There could be a simple reason why the universe shows signs of alien life while astronomers have struggled to find concrete evidence, the aliens are all gone.
A pair of scientists at the Australian National University posed this possibility in a new study published in the journal Astrobiology. Collaborating on the paper was Aditya Chopra, of ANU's Research School of Earth Sciences, and Charley Lineweaver, of the school's Planetary Science Institute.
"The universe is probably filled with habitable planets, so many scientists think it should be teeming with aliens," Chopra said in a press release. "Early life is fragile, so we believe it rarely evolves quickly enough to survive.
"Most early planetary environments are unstable. To produce a habitable planet, life forms need to regulate greenhouse gases such as water and carbon dioxide to keep surface temperatures stable."
The researchers suggested Venus and Mars were habitable four billion years ago, as was Earth. The problem Venus and Mars faced was one the Earth handled, and thus sustained microbial life: the ability to "stabilize the rapidly changing environment."

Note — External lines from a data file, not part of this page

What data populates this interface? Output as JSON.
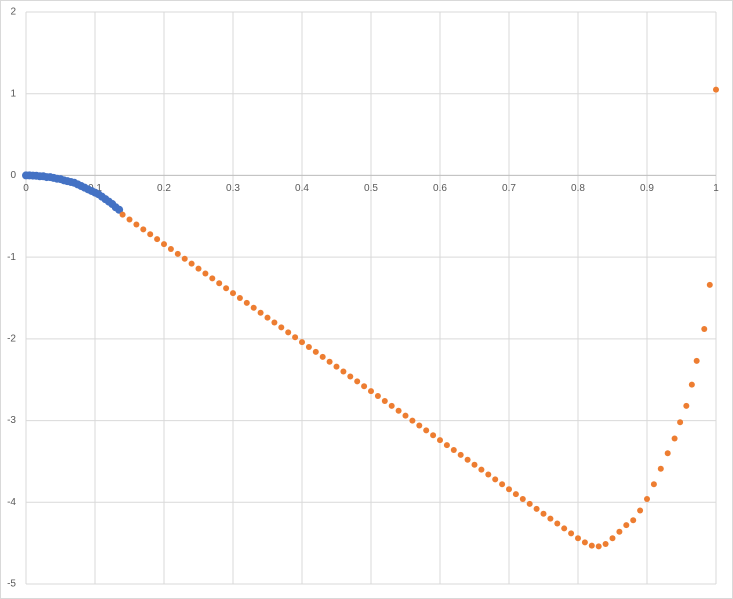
{
  "chart_data": {
    "type": "scatter",
    "xlim": [
      0,
      1
    ],
    "ylim": [
      -5,
      2
    ],
    "xticks": [
      0,
      0.1,
      0.2,
      0.3,
      0.4,
      0.5,
      0.6,
      0.7,
      0.8,
      0.9,
      1
    ],
    "yticks": [
      -5,
      -4,
      -3,
      -2,
      -1,
      0,
      1,
      2
    ],
    "grid": true,
    "series": [
      {
        "color": "#4472c4",
        "marker_radius": 4,
        "x": [
          0,
          0.005,
          0.01,
          0.015,
          0.02,
          0.025,
          0.03,
          0.035,
          0.04,
          0.045,
          0.05,
          0.055,
          0.06,
          0.065,
          0.07,
          0.075,
          0.08,
          0.085,
          0.09,
          0.095,
          0.1,
          0.105,
          0.11,
          0.115,
          0.12,
          0.125,
          0.13,
          0.135
        ],
        "values": [
          0,
          0,
          -0.002,
          -0.004,
          -0.01,
          -0.01,
          -0.02,
          -0.02,
          -0.03,
          -0.04,
          -0.045,
          -0.06,
          -0.07,
          -0.08,
          -0.09,
          -0.11,
          -0.13,
          -0.15,
          -0.17,
          -0.19,
          -0.21,
          -0.23,
          -0.26,
          -0.29,
          -0.32,
          -0.35,
          -0.39,
          -0.42
        ]
      },
      {
        "color": "#ed7d31",
        "marker_radius": 3,
        "x": [
          0.14,
          0.15,
          0.16,
          0.17,
          0.18,
          0.19,
          0.2,
          0.21,
          0.22,
          0.23,
          0.24,
          0.25,
          0.26,
          0.27,
          0.28,
          0.29,
          0.3,
          0.31,
          0.32,
          0.33,
          0.34,
          0.35,
          0.36,
          0.37,
          0.38,
          0.39,
          0.4,
          0.41,
          0.42,
          0.43,
          0.44,
          0.45,
          0.46,
          0.47,
          0.48,
          0.49,
          0.5,
          0.51,
          0.52,
          0.53,
          0.54,
          0.55,
          0.56,
          0.57,
          0.58,
          0.59,
          0.6,
          0.61,
          0.62,
          0.63,
          0.64,
          0.65,
          0.66,
          0.67,
          0.68,
          0.69,
          0.7,
          0.71,
          0.72,
          0.73,
          0.74,
          0.75,
          0.76,
          0.77,
          0.78,
          0.79,
          0.8,
          0.81,
          0.82,
          0.83,
          0.84,
          0.85,
          0.86,
          0.87,
          0.88,
          0.89,
          0.9,
          0.91,
          0.92,
          0.93,
          0.94,
          0.948,
          0.957,
          0.965,
          0.972,
          0.983,
          0.991,
          1
        ],
        "values": [
          -0.48,
          -0.54,
          -0.6,
          -0.66,
          -0.72,
          -0.78,
          -0.84,
          -0.9,
          -0.96,
          -1.02,
          -1.08,
          -1.14,
          -1.2,
          -1.26,
          -1.32,
          -1.38,
          -1.44,
          -1.5,
          -1.56,
          -1.62,
          -1.68,
          -1.74,
          -1.8,
          -1.86,
          -1.92,
          -1.98,
          -2.04,
          -2.1,
          -2.16,
          -2.22,
          -2.28,
          -2.34,
          -2.4,
          -2.46,
          -2.52,
          -2.58,
          -2.64,
          -2.7,
          -2.76,
          -2.82,
          -2.88,
          -2.94,
          -3,
          -3.06,
          -3.12,
          -3.18,
          -3.24,
          -3.3,
          -3.36,
          -3.42,
          -3.48,
          -3.54,
          -3.6,
          -3.66,
          -3.72,
          -3.78,
          -3.84,
          -3.9,
          -3.96,
          -4.02,
          -4.08,
          -4.14,
          -4.2,
          -4.26,
          -4.32,
          -4.38,
          -4.44,
          -4.49,
          -4.53,
          -4.54,
          -4.51,
          -4.44,
          -4.36,
          -4.28,
          -4.22,
          -4.1,
          -3.96,
          -3.78,
          -3.59,
          -3.4,
          -3.22,
          -3.02,
          -2.82,
          -2.56,
          -2.27,
          -1.88,
          -1.34,
          1.05
        ]
      }
    ]
  }
}
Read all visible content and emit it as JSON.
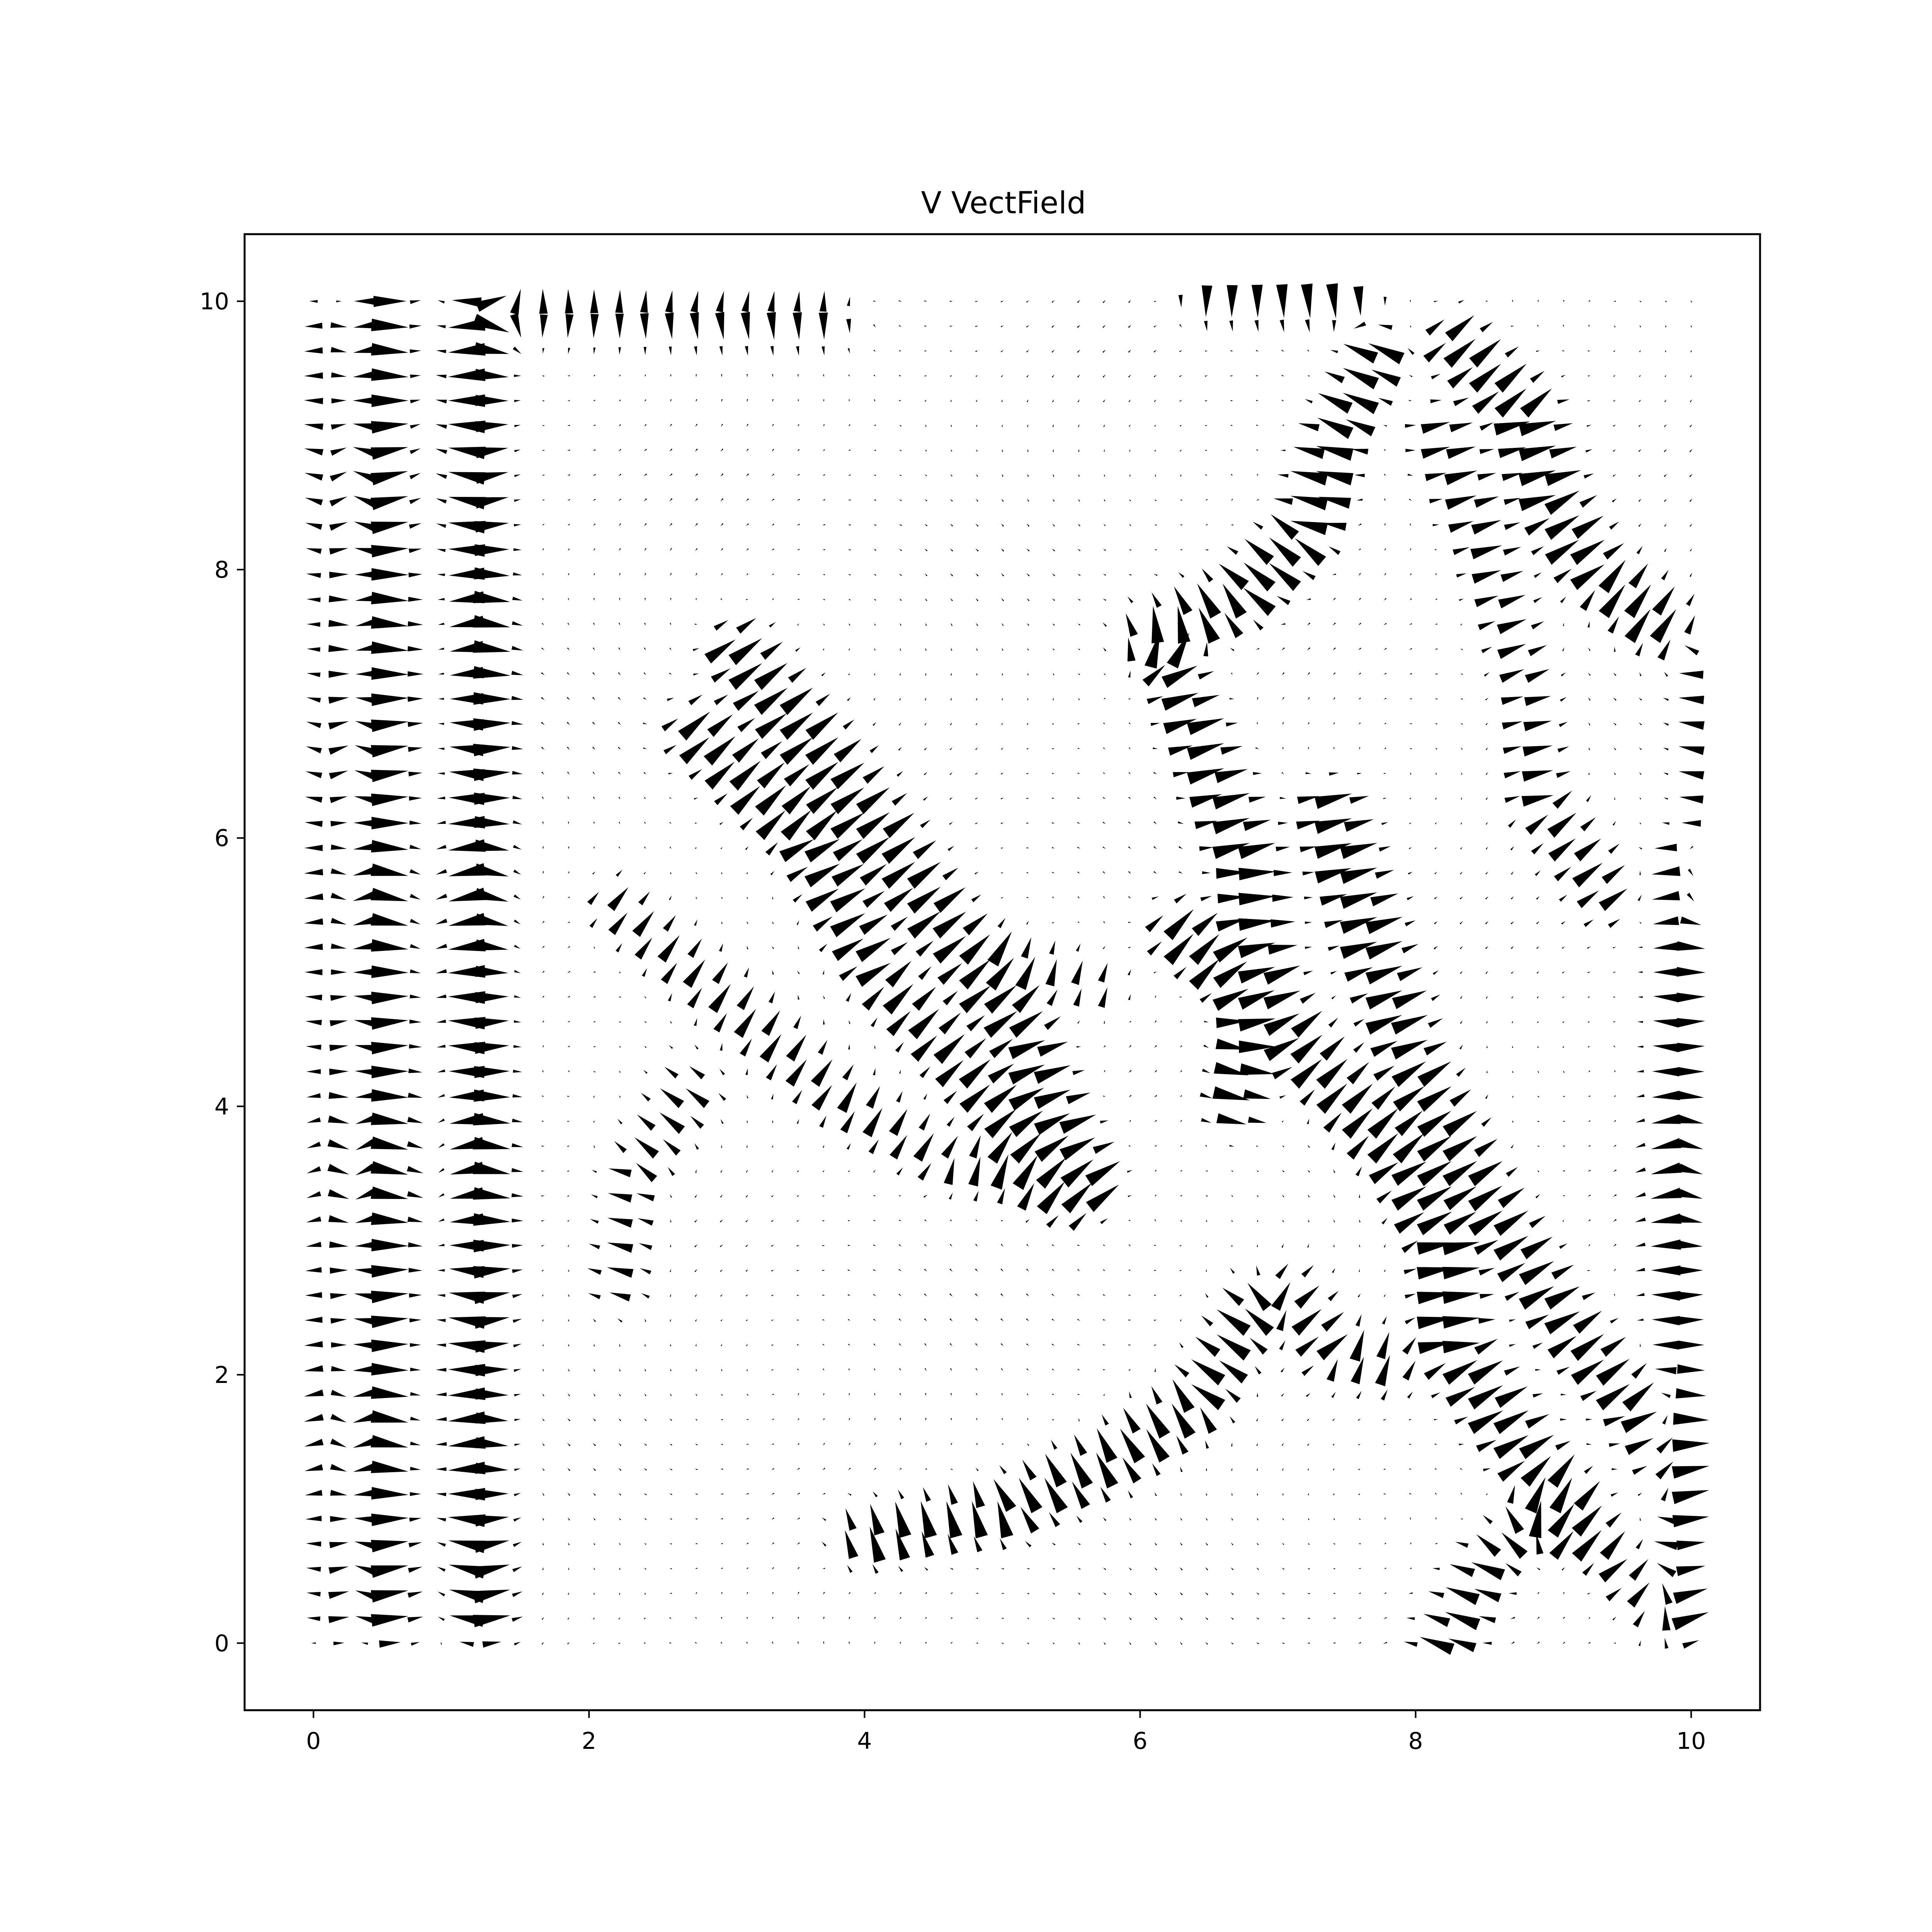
{
  "chart_data": {
    "type": "quiver",
    "title": "V VectField",
    "xlabel": "",
    "ylabel": "",
    "xlim": [
      -0.5,
      10.5
    ],
    "ylim": [
      -0.5,
      10.5
    ],
    "xticks": [
      0,
      2,
      4,
      6,
      8,
      10
    ],
    "yticks": [
      0,
      2,
      4,
      6,
      8,
      10
    ],
    "xtick_labels": [
      "0",
      "2",
      "4",
      "6",
      "8",
      "10"
    ],
    "ytick_labels": [
      "0",
      "2",
      "4",
      "6",
      "8",
      "10"
    ],
    "grid": false,
    "legend": "none",
    "arrow_color": "#000000",
    "sample_grid": {
      "xmin": 0,
      "xmax": 10,
      "ymin": 0,
      "ymax": 10,
      "nx": 55,
      "ny": 55
    },
    "structures": [
      {
        "kind": "vertical_band",
        "x": 0.15,
        "y0": 0.2,
        "y1": 9.8,
        "strength": 0.35
      },
      {
        "kind": "vertical_band",
        "x": 0.5,
        "y0": 0.2,
        "y1": 9.9,
        "strength": 0.6
      },
      {
        "kind": "vertical_band",
        "x": 1.2,
        "y0": 0.2,
        "y1": 9.9,
        "strength": 0.6
      },
      {
        "kind": "curve",
        "points": [
          [
            3.1,
            7.4
          ],
          [
            3.8,
            6.5
          ],
          [
            4.5,
            5.5
          ],
          [
            5.2,
            4.5
          ],
          [
            5.6,
            3.5
          ]
        ],
        "strength": 0.7
      },
      {
        "kind": "curve",
        "points": [
          [
            2.8,
            6.8
          ],
          [
            3.6,
            6.0
          ],
          [
            4.1,
            5.0
          ],
          [
            4.8,
            4.2
          ],
          [
            5.5,
            3.4
          ]
        ],
        "strength": 0.6
      },
      {
        "kind": "curve",
        "points": [
          [
            2.2,
            5.5
          ],
          [
            3.0,
            4.8
          ],
          [
            3.8,
            4.1
          ],
          [
            4.6,
            3.6
          ],
          [
            5.5,
            3.4
          ]
        ],
        "strength": 0.45
      },
      {
        "kind": "curve",
        "points": [
          [
            2.2,
            2.7
          ],
          [
            2.3,
            3.5
          ],
          [
            2.7,
            4.1
          ]
        ],
        "strength": 0.4
      },
      {
        "kind": "curve",
        "points": [
          [
            6.1,
            7.5
          ],
          [
            6.7,
            7.8
          ],
          [
            7.2,
            8.3
          ],
          [
            7.4,
            9.0
          ],
          [
            7.7,
            9.6
          ]
        ],
        "strength": 0.7
      },
      {
        "kind": "curve",
        "points": [
          [
            6.2,
            7.4
          ],
          [
            6.5,
            6.6
          ],
          [
            6.8,
            5.8
          ],
          [
            6.9,
            5.0
          ],
          [
            6.7,
            4.0
          ]
        ],
        "strength": 0.6
      },
      {
        "kind": "curve",
        "points": [
          [
            6.3,
            5.3
          ],
          [
            6.9,
            4.8
          ],
          [
            7.4,
            4.2
          ],
          [
            7.9,
            3.6
          ],
          [
            8.2,
            3.0
          ],
          [
            8.3,
            2.2
          ],
          [
            8.7,
            1.6
          ],
          [
            9.1,
            1.0
          ]
        ],
        "strength": 0.7
      },
      {
        "kind": "curve",
        "points": [
          [
            7.4,
            6.2
          ],
          [
            7.7,
            5.2
          ],
          [
            8.0,
            4.3
          ],
          [
            8.5,
            3.4
          ],
          [
            9.1,
            2.4
          ],
          [
            9.6,
            1.8
          ],
          [
            9.9,
            1.2
          ]
        ],
        "strength": 0.65
      },
      {
        "kind": "curve",
        "points": [
          [
            8.3,
            9.7
          ],
          [
            8.8,
            9.2
          ],
          [
            9.0,
            8.5
          ],
          [
            9.3,
            8.0
          ],
          [
            9.8,
            7.6
          ]
        ],
        "strength": 0.65
      },
      {
        "kind": "curve",
        "points": [
          [
            8.2,
            9.0
          ],
          [
            8.5,
            8.2
          ],
          [
            8.8,
            7.2
          ],
          [
            8.9,
            6.3
          ],
          [
            9.4,
            5.6
          ]
        ],
        "strength": 0.45
      },
      {
        "kind": "curve",
        "points": [
          [
            4.0,
            0.8
          ],
          [
            5.0,
            1.0
          ],
          [
            5.8,
            1.4
          ],
          [
            6.4,
            1.8
          ],
          [
            6.8,
            2.5
          ]
        ],
        "strength": 0.6
      },
      {
        "kind": "curve",
        "points": [
          [
            9.0,
            1.0
          ],
          [
            9.4,
            0.7
          ],
          [
            9.8,
            0.2
          ]
        ],
        "strength": 0.5
      },
      {
        "kind": "curve",
        "points": [
          [
            8.2,
            0.0
          ],
          [
            8.5,
            0.6
          ],
          [
            9.0,
            1.1
          ]
        ],
        "strength": 0.5
      },
      {
        "kind": "vertical_band",
        "x": 9.9,
        "y0": 0.2,
        "y1": 5.8,
        "strength": 0.45
      },
      {
        "kind": "vertical_band",
        "x": 10.2,
        "y0": 5.6,
        "y1": 7.3,
        "strength": 0.7
      },
      {
        "kind": "horizontal_band",
        "y": 9.9,
        "x0": 1.5,
        "x1": 3.7,
        "strength": 0.4
      },
      {
        "kind": "horizontal_band",
        "y": 10.05,
        "x0": 6.5,
        "x1": 7.5,
        "strength": 0.5
      },
      {
        "kind": "curve",
        "points": [
          [
            5.0,
            5.1
          ],
          [
            5.4,
            5.0
          ],
          [
            5.7,
            4.9
          ]
        ],
        "strength": 0.4
      },
      {
        "kind": "curve",
        "points": [
          [
            7.1,
            2.6
          ],
          [
            7.4,
            2.2
          ],
          [
            7.8,
            2.1
          ]
        ],
        "strength": 0.45
      }
    ]
  }
}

In 1950, Enrico Fermi noted how "habitable" exoplanets seem to be all over the known universe yet no evidence of past microbial life has been found to date. Even with various technological advances, that still holds true today, thus Fermi's Paradox.
Chopra and Linewater dubbed their theory the Gaian Bottleneck and they believe it explains Fermi's Paradox.
"Life on Earth probably played a leading role in stabilising the planet's climate," Chopra said. "The mystery of why we haven't yet found signs of aliens may have less to do with the likelihood of the origin of life or intelligence and have more to do with the rarity of the rapid emergence of biological regulation of feedback cycles on planetary surfaces."